Extension of very long baseline interferometry (VLBI) to observing wavelengths shorter than 1.3 mm provides exceptional angular resolution (∼20 μas) and access to new spectral regimes for the study of astrophysical phenomena. To maintain phase coherence across a global VLBI array at these wavelengths requires that ultrastable frequency references be used for the heterodyne receivers at all participating telescopes. Hydrogen masers have traditionally been used as VLBI references, but atmospheric turbulence typically limits (sub)millimeter VLBI coherence times to ∼1–30 s.
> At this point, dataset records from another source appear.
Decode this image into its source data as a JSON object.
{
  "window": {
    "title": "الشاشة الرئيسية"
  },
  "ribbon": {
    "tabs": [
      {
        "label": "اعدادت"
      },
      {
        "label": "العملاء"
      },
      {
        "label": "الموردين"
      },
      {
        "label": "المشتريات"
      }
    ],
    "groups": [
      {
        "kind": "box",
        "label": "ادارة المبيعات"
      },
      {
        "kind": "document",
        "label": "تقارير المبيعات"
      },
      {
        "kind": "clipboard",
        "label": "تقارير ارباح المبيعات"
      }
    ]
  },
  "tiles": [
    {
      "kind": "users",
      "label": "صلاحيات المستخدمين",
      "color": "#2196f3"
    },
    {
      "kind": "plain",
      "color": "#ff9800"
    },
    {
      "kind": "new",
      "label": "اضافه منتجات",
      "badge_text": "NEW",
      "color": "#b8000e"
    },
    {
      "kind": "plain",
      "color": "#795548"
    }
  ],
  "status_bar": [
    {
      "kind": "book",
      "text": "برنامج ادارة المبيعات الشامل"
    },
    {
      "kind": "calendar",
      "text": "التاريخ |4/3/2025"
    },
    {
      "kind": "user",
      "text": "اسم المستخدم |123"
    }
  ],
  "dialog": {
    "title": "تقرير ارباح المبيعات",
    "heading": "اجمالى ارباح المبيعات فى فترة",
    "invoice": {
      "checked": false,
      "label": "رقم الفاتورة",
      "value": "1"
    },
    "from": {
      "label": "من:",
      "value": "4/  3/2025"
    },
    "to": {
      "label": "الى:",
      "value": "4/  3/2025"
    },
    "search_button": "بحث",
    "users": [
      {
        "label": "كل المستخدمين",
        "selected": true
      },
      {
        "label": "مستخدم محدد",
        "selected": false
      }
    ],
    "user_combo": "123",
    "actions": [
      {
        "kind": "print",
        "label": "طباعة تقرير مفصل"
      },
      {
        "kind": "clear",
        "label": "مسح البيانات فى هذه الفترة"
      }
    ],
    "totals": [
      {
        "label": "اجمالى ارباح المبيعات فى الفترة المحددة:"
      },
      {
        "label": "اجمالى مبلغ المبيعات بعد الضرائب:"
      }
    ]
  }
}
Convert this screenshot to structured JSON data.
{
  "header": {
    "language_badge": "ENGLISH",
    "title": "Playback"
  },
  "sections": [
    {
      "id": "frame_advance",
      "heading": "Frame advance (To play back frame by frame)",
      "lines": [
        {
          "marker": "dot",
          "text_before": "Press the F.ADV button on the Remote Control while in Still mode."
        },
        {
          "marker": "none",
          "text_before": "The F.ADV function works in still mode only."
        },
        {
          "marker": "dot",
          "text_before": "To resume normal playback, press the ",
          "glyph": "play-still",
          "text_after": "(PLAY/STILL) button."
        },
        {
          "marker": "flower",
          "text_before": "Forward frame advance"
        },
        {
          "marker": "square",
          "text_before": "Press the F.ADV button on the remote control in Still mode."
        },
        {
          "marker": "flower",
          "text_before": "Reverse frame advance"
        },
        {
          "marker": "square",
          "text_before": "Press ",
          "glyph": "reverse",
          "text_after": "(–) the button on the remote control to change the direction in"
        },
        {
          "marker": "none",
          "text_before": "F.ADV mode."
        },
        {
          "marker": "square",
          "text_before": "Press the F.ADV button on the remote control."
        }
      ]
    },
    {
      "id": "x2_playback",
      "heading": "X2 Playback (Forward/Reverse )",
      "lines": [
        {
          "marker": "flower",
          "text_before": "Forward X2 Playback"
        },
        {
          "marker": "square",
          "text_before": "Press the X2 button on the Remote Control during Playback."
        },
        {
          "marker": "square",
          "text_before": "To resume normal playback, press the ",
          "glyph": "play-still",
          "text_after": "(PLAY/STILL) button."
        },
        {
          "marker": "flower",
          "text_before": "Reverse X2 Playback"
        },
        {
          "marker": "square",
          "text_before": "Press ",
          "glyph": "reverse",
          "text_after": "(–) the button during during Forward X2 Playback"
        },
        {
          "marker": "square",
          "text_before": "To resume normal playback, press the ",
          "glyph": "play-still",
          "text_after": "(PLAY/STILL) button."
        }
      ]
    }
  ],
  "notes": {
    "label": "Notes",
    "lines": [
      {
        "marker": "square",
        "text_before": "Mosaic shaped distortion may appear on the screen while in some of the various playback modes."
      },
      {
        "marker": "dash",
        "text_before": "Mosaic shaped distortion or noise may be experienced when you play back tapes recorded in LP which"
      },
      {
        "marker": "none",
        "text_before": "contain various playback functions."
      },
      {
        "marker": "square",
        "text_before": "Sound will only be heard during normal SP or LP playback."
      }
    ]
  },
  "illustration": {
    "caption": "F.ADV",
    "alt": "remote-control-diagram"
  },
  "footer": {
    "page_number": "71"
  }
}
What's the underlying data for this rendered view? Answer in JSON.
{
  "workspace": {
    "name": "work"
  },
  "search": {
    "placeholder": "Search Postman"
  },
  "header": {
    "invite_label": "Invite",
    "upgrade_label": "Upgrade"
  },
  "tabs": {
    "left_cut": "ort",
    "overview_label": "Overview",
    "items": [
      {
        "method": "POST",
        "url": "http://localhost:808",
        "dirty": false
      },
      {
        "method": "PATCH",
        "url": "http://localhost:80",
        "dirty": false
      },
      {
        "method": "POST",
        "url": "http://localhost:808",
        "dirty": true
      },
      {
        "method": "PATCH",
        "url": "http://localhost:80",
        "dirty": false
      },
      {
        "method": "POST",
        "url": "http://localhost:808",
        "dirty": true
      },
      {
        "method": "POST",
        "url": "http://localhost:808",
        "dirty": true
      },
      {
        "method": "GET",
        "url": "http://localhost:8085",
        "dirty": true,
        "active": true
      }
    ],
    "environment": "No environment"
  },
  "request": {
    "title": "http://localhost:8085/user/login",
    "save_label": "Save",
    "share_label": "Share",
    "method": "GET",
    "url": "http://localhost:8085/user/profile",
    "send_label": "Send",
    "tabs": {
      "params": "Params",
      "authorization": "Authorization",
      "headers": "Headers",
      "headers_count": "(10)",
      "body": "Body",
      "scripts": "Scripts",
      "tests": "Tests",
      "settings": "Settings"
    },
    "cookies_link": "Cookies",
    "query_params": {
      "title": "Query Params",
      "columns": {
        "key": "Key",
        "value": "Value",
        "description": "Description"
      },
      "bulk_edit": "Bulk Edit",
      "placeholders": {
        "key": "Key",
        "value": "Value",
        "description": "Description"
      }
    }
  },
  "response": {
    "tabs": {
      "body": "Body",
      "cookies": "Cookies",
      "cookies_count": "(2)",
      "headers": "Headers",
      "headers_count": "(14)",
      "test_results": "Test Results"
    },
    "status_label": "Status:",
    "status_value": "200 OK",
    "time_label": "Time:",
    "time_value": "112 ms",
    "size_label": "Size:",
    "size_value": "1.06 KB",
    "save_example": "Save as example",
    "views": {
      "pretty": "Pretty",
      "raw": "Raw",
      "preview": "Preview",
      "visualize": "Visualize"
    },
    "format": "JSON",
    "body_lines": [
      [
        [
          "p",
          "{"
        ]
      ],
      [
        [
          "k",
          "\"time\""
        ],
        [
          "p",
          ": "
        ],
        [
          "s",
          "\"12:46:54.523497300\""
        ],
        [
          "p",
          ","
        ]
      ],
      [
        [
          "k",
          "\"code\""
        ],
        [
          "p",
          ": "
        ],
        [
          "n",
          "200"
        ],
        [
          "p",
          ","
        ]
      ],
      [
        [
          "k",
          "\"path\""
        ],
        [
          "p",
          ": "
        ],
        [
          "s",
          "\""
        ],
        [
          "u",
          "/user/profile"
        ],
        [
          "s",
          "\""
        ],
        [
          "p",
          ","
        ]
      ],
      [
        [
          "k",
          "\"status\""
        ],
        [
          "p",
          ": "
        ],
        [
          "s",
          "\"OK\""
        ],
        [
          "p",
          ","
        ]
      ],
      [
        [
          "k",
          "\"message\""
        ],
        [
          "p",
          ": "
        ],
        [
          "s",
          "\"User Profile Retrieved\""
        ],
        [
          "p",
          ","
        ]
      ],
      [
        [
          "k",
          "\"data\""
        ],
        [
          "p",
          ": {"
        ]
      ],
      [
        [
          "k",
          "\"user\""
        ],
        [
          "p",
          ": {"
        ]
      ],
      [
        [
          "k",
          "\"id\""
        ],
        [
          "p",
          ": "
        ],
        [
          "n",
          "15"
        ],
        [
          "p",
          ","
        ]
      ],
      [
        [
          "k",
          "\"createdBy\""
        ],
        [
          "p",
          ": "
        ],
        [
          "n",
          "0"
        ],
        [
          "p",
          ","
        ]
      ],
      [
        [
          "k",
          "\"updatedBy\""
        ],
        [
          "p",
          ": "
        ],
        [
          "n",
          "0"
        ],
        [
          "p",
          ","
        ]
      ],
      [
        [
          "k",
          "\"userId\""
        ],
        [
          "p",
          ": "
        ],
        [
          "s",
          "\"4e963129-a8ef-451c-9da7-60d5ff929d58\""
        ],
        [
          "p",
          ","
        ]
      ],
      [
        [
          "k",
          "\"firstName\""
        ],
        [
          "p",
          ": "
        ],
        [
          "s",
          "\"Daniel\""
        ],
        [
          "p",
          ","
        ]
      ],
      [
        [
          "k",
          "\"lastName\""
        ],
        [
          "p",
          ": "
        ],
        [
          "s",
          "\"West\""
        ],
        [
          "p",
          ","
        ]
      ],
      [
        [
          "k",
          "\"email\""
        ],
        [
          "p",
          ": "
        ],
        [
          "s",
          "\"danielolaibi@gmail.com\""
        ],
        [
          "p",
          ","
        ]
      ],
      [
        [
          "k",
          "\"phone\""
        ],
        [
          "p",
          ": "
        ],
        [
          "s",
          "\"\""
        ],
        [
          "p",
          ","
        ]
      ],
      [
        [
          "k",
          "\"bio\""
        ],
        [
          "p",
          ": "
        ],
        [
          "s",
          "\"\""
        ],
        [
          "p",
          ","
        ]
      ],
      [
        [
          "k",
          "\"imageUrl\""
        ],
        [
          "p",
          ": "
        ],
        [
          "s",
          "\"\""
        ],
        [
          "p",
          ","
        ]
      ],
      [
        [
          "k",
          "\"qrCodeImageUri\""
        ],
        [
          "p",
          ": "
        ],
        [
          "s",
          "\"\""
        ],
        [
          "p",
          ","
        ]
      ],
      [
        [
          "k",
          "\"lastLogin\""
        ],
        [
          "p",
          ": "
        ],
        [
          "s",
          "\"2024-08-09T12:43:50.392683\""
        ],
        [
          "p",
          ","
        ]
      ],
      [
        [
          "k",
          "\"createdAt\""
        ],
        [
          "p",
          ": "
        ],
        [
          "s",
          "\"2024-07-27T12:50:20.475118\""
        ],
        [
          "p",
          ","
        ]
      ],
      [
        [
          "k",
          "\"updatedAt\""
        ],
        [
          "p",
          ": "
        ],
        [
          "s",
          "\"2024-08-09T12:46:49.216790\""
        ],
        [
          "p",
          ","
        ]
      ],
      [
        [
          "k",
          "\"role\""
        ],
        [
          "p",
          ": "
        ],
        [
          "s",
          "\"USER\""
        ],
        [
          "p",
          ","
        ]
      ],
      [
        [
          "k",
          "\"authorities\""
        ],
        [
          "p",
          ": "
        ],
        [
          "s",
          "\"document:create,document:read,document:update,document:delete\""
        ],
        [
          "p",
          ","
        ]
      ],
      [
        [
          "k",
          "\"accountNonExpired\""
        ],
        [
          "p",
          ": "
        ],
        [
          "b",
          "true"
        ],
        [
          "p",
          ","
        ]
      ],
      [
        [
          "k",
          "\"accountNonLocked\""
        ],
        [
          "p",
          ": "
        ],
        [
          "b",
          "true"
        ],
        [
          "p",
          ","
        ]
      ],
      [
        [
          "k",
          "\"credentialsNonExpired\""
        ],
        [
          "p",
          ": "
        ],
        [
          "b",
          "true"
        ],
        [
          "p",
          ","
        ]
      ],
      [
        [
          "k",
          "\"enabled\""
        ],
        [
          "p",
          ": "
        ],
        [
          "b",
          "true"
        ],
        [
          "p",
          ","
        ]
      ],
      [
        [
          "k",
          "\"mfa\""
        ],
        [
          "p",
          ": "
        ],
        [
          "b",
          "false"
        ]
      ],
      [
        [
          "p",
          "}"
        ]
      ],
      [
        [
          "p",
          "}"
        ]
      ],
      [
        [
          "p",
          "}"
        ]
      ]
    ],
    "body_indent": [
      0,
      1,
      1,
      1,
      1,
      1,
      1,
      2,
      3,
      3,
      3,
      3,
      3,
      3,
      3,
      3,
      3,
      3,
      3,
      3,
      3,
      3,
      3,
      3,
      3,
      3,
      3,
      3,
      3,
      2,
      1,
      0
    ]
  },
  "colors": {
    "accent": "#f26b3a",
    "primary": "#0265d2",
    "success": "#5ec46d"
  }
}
Cryogenic sapphire oscillators (CSOs) have better stability than hydrogen masers on these timescales and are potential alternatives to masers as VLBI references. Here, we describe the design, implementation, and tests of a system to produce a 10 MHz VLBI frequency standard from the microwave (11.2 GHz) output of a CSO. To improve long-term stability of the new reference, the CSO was locked to the timing signal from the Global Positioning System satellites and corrected for the oscillator aging. The long-term performance of the CSO was measured by comparison against a hydrogen maser in the same laboratory. The superb short-term performance, along with the improved long-term performance achieved by conditioning, makes the CSO a suitable reference for VLBI at wavelengths less than 1.3 mm.